Dois palestinianos perderam a vida no ataque. «Na agressão sionista, caíram mártires Salim Ahmed Salim, de 24 anos de idade, e Ziyad Ahmed Mansour, de 23 anos», informou num comunicado o movimento Jihad Islâmica.

No passado dia 5, Israel lançou um ataque semelhante, com mísseis, contra vários alvos nas províncias de Damasco, Daraa e Quneitra. Com o pretexto de atacar a resistência palestiniana e, sobretudo, alvos iranianos, Israel lança ataques frequentes contra território sírio.
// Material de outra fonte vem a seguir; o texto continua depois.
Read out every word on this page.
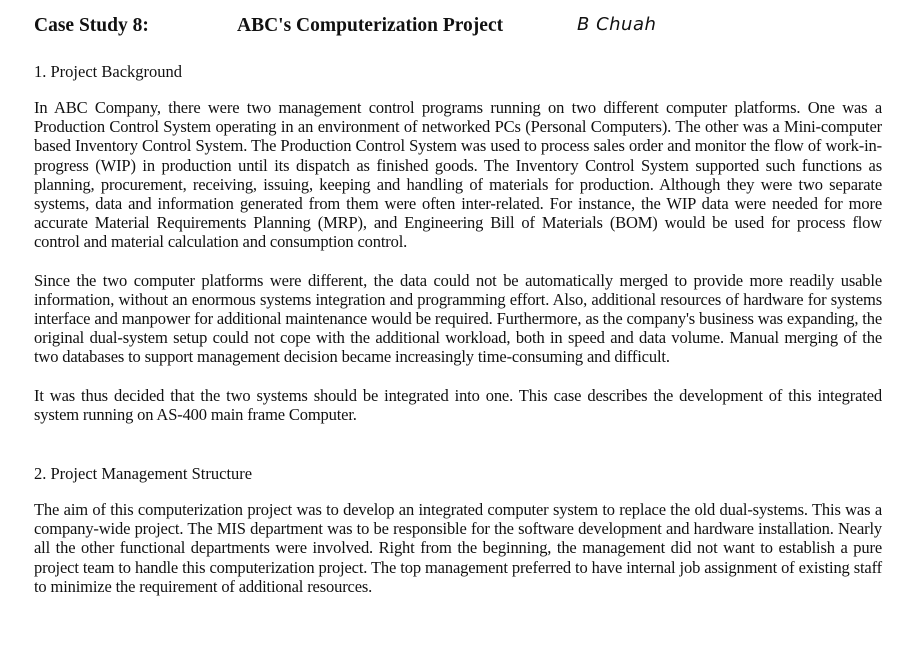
Case Study 8:	ABC's Computerization Project	B Chuah
1. Project Background

In ABC Company, there were two management control programs running on two different computer platforms. One was a Production Control System operating in an environment of networked PCs (Personal Computers). The other was a Mini-computer based Inventory Control System. The Production Control System was used to process sales order and monitor the flow of work-in-progress (WIP) in production until its dispatch as finished goods. The Inventory Control System supported such functions as planning, procurement, receiving, issuing, keeping and handling of materials for production. Although they were two separate systems, data and information generated from them were often inter-related. For instance, the WIP data were needed for more accurate Material Requirements Planning (MRP), and Engineering Bill of Materials (BOM) would be used for process flow control and material calculation and consumption control.

Since the two computer platforms were different, the data could not be automatically merged to provide more readily usable information, without an enormous systems integration and programming effort. Also, additional resources of hardware for systems interface and manpower for additional maintenance would be required. Furthermore, as the company's business was expanding, the original dual-system setup could not cope with the additional workload, both in speed and data volume. Manual merging of the two databases to support management decision became increasingly time-consuming and difficult.

It was thus decided that the two systems should be integrated into one. This case describes the development of this integrated system running on AS-400 main frame Computer.

2. Project Management Structure

The aim of this computerization project was to develop an integrated computer system to replace the old dual-systems. This was a company-wide project. The MIS department was to be responsible for the software development and hardware installation. Nearly all the other functional departments were involved. Right from the beginning, the management did not want to establish a pure project team to handle this computerization project. The top management preferred to have internal job assignment of existing staff to minimize the requirement of additional resources.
Damasco tem denunciado reiteramente que estas agressões – também coordenadas com acções turcas no terreno – visam elevar a moral dos terroristas, que estão a ser derrotados nas diversas frentes de batalha.

Presença turca na Síria é «ilegal»

«A presença do Exército turco em solo sírio é ilegal», disse este domingo o coordenador para o Médio Oriente da Comissão Internacional de Direitos Humanos, Haitham Abu Said, em declarações à agência Sputnik.

Abu Said acrescentou que a presença da Turquia na Síria é, na realidade, uma «ocupação», sublinhando que Ancara não tem direito a «impor a sua vontade» a Damasco.

«Só o Exército sírio é responsável por libertar o território do seu país», disse, defendendo que «nenhum outro exército deve realizar operações militares» na Síria.

Face às ameaças lançadas pelo presidente turco, Recep Tayyip Erdogan, o governo sírio avisou que não irá permitir ao Exército turco avançar pelo país árabe adentro.

Criticou ainda os EUA e Israel por tentarem passar a ideia de que «o Exército sírio invadiu território sírio», obviando o facto de que o EAS está no seu país, a lutar contra grupos apoiados por vários países ocidentais, árabes, Israel e a Turquia.

Os aliados de Damasco – Irão e Rússia – já deixaram claro o apoio à ofensiva do país árabe contra o terrorismo em Idlib e Alepo, defendendo que a soberania e a integridade territorial da Síria devem ser respeitadas.